We seem to be such wargaming butterflies as we flit from period to period, from week to week. Whilst I have been painting the bits and pieces for this weekend's Roman skirmish game I have been reading Outlaw by Angus Donald, a retelling of the Robin Hood legend which sent me scurrying to the book shelves to see if I could get away with using my Norman's, and yes I can, until the end of the 12th Century by which point the kite shield had been replaced by the more fashionable Heater shape.
Last weekend saw us playing Battletech, a game I hadn't played in 20 years. We had a good game and will play again, this time with miniatures and terrain. Might buy a few mechs, we'll see.
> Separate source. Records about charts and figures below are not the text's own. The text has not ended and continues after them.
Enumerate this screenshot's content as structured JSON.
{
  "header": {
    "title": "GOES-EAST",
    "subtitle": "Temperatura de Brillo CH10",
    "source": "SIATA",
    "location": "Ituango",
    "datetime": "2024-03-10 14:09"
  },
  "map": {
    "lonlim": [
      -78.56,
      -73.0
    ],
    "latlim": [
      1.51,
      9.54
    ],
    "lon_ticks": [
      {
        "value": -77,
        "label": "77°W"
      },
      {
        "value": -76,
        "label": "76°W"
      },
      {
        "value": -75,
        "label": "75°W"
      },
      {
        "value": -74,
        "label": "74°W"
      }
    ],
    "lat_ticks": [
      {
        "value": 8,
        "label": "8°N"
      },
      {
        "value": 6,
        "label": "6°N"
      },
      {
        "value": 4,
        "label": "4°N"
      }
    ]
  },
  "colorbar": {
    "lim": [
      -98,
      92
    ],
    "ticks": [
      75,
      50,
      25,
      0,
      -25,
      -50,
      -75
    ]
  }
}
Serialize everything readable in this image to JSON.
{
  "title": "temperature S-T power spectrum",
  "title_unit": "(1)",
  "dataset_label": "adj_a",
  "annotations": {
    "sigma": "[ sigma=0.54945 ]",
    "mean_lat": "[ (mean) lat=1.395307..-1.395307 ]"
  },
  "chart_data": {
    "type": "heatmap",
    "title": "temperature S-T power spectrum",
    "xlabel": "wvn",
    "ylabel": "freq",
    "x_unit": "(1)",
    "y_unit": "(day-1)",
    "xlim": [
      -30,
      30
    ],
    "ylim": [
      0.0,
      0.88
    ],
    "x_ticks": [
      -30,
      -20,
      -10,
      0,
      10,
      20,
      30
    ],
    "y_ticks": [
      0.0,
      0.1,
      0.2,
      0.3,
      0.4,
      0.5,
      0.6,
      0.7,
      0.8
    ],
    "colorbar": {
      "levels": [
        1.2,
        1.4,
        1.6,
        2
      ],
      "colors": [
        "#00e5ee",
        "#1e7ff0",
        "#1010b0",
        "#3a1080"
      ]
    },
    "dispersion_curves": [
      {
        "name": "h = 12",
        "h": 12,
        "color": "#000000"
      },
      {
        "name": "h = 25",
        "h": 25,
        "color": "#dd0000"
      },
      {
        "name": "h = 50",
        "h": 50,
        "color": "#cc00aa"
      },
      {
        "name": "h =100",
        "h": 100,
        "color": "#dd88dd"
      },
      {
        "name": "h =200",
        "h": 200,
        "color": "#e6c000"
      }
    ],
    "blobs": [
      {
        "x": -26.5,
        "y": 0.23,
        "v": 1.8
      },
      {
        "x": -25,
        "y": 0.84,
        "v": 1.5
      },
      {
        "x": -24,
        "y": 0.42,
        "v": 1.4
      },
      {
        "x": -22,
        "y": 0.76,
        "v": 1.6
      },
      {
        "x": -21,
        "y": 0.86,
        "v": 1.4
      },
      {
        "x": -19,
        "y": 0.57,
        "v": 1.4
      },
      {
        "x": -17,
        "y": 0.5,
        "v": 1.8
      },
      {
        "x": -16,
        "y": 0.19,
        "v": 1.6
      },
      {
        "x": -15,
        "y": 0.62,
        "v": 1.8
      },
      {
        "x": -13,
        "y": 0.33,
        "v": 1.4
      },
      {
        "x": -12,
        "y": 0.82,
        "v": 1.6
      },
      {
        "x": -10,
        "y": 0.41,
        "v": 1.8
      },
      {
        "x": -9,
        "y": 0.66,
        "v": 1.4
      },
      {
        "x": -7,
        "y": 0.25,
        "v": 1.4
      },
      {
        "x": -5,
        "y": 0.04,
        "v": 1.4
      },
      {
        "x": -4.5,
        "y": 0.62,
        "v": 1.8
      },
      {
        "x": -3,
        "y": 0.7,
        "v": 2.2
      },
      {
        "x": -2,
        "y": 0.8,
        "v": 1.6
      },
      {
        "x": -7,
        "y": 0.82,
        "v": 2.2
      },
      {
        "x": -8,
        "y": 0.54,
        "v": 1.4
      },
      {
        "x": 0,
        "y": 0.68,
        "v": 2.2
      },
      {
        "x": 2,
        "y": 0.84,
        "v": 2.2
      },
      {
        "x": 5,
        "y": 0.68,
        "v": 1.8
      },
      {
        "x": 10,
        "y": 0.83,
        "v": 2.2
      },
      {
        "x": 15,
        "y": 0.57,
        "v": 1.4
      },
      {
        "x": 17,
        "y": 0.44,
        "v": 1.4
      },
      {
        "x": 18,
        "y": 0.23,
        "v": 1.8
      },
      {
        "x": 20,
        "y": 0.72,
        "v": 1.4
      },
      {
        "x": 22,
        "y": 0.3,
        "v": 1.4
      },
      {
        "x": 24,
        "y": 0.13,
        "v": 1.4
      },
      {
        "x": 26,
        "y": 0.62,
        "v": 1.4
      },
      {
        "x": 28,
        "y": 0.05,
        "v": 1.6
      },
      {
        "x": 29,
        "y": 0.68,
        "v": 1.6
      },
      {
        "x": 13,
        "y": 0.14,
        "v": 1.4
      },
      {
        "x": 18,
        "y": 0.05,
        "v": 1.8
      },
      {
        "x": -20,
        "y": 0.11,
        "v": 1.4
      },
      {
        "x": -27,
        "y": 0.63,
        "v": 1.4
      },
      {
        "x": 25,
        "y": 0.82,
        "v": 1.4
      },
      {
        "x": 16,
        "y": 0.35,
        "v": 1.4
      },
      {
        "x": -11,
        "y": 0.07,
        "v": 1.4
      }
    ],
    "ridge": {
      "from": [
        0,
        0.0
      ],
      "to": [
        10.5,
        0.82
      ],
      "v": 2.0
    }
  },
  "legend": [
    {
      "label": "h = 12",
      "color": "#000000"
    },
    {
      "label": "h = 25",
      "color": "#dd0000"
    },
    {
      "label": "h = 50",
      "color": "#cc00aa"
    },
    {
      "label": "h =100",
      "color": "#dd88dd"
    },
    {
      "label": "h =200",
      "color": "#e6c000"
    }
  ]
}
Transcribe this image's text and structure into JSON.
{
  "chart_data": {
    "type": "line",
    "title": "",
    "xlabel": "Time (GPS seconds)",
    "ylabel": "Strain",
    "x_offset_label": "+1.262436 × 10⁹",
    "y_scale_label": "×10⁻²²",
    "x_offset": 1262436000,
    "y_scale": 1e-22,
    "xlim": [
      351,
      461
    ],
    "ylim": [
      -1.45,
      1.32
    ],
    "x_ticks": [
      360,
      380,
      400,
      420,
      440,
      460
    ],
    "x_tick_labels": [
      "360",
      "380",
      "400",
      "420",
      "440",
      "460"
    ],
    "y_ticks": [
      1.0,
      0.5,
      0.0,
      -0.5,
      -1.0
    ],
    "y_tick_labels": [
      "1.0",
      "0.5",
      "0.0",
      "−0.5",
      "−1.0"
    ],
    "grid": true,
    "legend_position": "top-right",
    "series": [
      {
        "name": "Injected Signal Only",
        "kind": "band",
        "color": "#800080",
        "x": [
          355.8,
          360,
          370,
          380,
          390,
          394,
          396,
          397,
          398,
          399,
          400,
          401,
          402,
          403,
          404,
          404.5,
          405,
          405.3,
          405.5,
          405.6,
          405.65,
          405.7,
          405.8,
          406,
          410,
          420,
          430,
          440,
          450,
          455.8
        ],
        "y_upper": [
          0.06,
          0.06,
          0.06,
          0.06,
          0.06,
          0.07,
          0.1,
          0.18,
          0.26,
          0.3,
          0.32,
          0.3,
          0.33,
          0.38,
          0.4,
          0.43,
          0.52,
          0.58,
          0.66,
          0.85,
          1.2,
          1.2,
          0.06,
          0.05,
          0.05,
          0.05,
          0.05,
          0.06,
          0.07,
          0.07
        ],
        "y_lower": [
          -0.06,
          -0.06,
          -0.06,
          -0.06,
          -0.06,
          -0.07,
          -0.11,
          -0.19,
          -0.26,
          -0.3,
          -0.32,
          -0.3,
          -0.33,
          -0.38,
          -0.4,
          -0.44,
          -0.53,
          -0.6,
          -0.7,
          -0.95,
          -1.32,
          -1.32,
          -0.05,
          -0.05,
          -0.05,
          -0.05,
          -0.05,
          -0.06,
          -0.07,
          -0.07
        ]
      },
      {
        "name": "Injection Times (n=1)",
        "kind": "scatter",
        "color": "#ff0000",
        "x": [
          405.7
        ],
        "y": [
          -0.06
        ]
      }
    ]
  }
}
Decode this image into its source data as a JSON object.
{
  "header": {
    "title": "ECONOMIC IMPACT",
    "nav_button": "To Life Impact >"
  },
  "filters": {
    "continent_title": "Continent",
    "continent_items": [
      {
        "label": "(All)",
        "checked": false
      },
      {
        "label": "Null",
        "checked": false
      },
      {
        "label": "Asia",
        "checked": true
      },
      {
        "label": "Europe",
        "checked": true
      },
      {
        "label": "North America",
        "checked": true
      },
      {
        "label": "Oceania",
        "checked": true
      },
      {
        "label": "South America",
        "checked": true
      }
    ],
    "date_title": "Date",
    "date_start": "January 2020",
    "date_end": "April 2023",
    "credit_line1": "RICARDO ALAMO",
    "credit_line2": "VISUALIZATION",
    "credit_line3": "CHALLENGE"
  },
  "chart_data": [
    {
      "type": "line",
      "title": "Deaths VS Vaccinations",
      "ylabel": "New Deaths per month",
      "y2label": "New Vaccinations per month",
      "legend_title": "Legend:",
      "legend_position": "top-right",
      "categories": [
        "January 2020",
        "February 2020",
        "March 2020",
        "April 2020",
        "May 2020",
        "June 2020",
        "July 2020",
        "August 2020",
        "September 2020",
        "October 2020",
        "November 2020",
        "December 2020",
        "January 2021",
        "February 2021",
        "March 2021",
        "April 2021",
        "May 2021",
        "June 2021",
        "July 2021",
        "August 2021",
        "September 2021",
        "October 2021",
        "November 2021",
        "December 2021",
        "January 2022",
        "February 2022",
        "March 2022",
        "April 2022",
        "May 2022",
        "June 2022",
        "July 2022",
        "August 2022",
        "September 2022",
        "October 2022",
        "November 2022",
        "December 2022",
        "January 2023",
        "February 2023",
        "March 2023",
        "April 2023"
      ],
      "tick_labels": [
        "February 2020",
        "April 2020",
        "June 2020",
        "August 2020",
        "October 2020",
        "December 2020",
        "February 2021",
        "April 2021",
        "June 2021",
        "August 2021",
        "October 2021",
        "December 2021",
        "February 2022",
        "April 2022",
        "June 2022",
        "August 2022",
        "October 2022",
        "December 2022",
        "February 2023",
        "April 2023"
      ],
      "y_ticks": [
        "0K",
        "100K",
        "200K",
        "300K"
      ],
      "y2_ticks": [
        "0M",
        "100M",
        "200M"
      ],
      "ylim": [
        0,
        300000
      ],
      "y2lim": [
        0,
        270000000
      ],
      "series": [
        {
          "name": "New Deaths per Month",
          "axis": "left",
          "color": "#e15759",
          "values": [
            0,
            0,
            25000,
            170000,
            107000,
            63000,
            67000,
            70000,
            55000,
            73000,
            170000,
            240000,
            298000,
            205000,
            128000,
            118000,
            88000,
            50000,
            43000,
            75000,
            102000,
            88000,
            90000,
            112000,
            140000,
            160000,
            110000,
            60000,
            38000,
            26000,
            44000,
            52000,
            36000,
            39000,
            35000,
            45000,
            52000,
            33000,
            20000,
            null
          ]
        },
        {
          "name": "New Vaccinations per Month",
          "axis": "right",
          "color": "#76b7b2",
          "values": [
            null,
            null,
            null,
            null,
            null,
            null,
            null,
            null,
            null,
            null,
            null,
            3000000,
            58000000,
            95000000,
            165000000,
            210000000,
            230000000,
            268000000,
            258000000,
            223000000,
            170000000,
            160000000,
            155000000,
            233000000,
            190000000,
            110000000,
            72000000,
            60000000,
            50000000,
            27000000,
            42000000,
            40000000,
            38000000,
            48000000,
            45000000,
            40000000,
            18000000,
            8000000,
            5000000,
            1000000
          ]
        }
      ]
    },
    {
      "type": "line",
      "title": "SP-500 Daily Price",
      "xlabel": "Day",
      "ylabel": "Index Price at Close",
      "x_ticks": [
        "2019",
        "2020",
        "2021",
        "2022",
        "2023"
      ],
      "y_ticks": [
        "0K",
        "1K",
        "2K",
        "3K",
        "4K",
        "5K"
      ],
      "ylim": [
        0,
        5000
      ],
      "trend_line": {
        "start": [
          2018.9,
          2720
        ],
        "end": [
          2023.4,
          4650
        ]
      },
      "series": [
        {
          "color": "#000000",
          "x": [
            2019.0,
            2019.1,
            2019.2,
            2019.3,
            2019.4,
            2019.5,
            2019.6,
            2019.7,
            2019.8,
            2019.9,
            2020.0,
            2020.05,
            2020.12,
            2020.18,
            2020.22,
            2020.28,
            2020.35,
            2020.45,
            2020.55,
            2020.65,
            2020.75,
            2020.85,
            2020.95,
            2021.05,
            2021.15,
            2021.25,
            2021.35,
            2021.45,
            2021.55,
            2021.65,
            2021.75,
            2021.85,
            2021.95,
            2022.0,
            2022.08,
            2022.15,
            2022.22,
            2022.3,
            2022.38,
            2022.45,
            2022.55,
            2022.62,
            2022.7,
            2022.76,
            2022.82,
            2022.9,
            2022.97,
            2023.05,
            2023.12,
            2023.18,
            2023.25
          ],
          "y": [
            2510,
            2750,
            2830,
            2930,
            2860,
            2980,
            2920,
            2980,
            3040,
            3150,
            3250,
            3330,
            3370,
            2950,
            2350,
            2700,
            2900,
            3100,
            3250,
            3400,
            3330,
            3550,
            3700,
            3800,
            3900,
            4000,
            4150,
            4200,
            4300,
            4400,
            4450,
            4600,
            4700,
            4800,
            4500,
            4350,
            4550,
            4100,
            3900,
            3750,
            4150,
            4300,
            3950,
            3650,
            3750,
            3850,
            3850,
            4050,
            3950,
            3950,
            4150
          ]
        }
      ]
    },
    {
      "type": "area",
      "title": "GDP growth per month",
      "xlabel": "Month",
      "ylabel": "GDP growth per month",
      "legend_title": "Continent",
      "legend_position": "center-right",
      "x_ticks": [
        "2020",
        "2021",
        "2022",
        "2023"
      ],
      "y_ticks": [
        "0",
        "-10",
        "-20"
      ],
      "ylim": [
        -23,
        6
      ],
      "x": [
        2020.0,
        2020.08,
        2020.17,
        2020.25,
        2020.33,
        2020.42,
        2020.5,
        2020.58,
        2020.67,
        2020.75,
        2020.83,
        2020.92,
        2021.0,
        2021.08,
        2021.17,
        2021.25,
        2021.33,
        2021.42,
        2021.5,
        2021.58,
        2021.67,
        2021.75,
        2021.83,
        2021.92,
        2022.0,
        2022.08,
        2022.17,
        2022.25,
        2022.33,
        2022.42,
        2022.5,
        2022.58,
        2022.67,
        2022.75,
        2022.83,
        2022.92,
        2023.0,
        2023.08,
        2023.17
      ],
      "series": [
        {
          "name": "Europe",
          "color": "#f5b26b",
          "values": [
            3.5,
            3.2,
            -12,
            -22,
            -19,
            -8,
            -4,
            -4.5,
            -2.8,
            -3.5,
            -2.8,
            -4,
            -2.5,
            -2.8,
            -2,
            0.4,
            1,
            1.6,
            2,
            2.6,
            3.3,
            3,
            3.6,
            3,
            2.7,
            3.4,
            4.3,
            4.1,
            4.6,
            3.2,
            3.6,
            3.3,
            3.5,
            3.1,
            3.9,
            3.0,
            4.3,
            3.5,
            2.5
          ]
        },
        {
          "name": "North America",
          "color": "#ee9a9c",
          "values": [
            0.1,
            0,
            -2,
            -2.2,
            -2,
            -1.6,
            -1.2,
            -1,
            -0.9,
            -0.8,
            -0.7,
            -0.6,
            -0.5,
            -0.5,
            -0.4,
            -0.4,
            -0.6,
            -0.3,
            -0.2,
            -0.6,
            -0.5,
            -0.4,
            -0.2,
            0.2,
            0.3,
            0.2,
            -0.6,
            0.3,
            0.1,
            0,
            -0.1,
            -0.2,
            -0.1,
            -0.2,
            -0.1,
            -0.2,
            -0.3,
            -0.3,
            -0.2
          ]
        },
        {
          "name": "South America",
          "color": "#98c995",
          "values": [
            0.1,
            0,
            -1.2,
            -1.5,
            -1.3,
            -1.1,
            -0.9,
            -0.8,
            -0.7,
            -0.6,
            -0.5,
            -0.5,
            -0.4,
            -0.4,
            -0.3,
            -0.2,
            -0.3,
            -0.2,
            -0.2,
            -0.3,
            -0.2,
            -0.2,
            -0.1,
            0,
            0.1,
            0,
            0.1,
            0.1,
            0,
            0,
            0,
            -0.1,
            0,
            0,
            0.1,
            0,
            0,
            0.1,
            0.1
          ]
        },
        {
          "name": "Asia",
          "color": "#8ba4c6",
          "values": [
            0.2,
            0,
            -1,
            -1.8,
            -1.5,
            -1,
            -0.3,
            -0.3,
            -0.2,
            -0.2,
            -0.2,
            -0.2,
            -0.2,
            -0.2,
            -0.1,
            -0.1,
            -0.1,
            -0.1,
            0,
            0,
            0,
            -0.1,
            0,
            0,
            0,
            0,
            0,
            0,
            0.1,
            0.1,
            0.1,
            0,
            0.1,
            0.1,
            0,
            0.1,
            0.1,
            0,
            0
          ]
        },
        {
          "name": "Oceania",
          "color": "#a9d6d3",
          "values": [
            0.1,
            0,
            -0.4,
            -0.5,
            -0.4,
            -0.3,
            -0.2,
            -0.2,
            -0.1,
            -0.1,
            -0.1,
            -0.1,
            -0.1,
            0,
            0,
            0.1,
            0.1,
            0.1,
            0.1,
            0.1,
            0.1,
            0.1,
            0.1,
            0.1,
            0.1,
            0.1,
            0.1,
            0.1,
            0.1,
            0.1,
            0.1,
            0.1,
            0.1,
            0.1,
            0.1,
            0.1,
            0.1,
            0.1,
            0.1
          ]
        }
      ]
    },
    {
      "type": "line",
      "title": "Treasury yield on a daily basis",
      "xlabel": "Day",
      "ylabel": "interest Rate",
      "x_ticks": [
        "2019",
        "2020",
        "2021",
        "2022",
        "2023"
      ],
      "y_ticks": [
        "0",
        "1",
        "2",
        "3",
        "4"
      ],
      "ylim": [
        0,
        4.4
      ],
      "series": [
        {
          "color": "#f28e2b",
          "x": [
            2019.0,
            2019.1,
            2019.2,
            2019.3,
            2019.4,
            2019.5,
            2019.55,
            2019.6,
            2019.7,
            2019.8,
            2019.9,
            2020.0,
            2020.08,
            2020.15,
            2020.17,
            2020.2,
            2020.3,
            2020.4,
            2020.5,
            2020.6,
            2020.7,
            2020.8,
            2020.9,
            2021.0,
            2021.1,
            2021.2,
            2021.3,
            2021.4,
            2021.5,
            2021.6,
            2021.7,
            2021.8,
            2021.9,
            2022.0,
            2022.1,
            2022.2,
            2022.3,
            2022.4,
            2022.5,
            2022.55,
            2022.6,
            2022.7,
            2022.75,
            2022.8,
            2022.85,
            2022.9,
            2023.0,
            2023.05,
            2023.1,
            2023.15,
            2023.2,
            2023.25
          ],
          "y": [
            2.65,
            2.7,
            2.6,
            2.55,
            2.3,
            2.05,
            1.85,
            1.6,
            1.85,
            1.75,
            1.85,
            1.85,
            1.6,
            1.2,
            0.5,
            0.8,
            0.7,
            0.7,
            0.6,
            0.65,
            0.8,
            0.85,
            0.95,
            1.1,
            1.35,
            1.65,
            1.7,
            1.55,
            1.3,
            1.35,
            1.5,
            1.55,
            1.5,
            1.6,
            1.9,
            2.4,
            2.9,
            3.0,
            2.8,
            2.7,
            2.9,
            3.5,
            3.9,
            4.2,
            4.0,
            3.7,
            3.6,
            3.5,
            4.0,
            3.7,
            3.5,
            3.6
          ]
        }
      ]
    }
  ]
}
Stu, who might suffer from the gaming equivalent of ADHD, brings up 'The British Civil War' set in the late 30's, where Edward VII doesn't abdicate and asks Moseley to form a government. The country breaks up in to civil war. The source book, hopefully in my hands next week, outlines the national picture and encourages games set 'locally' hence the clipping below.
This might be the excuse I need to paint my Foundry Home Guard I've had since they were released. I have the pack of civilian characters stashed somewhere in the garage too along with some Battle Honours resistance fighters. The first 3 packs of German Paratroops are also in the garage, I doubt Herr Hitler could have resisted dabbling in British politics particularly if it would have affected our reputation in the rest of the world.
Basically it seems a good excuse to dig out odds and sods of figures from late WW1, Pulp, Gangsters and early WW2 and have a skirmish game. Rules would most likely be Arc of Fire or if we were really brave Battleground.